COX-2 inhibitors, which are promoted as being less likely to cause gastrointestinal bleeding than other widely used painkillers, were aggressively advertised after they came on the market in the late 1990s. But FitzGerald said that he and colleagues had detected potential cardiovascular problems associated with them even before the drugs were approved by the FDA.
FitzGerald and two colleagues presented preliminary data about the potential heart risks of all COX-2 drugs at an American Heart Association meeting in November, using previously unpublished data from Pfizer studies of Bextra in coronary bypass patients. The first study released today by Circulation is an expanded analysis of that data and comes to the same conclusion that all COX-2 drugs significantly increase the risk of heart attacks and strokes.
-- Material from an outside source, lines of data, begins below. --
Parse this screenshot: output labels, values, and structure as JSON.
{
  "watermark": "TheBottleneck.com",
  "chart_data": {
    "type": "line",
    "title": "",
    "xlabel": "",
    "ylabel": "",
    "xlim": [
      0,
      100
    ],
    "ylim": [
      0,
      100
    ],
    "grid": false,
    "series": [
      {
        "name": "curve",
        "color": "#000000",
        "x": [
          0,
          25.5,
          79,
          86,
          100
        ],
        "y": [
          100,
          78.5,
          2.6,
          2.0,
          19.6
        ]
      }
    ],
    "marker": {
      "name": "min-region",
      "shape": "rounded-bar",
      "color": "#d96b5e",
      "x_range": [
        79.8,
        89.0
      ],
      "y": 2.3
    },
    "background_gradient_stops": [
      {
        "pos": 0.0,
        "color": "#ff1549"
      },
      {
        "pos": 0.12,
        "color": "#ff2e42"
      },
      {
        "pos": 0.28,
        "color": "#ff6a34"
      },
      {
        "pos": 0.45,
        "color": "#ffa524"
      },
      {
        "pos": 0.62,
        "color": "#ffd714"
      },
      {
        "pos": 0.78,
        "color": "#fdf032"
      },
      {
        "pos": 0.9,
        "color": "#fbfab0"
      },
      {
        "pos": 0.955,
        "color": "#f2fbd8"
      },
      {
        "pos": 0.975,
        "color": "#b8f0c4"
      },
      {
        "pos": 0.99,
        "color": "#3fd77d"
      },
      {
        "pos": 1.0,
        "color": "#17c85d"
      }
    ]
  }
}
The second study, by FitzGerald and Karine Egan, found that deposits of artery-blocking plaque in mice became dangerously unstable after they were given a COX-2 drug and an aspirin substitute.
"We were amazed," Egan said. "Addition of the COX-2 inhibitor caused changes that, if they occurred in humans, would result in a loss of stability of the plaque, making it more likely to rupture and activate clotting, causing heart attack or stroke."
FitzGerald acknowledged that tests in mice might not be fully applicable to humans, but he also noted that the earliest evidence of cardiovascular risks associated with COX-2 drugs also came from animal experiments.
The Celebrex study that FitzGerald recommended be scrapped was announced soon after the Vioxx withdrawal as a way for Pfizer to determine whether its COX-2 drugs helped or harmed the heart.
Pfizer said it would test Celebrex against a sugar pill in thousands of people with osteoarthritis and a history of serious heart disease, such as a previous heart attack or severe angina. Patients with known heart problems were excluded from earlier studies of COX-2 drugs, leaving unsettled the question of how the drugs would affect them. In the planned Pfizer trial, patients will be allowed to take supplemental drugs such as aspirin, which is known to lower the risk of heart attack when taken by itself.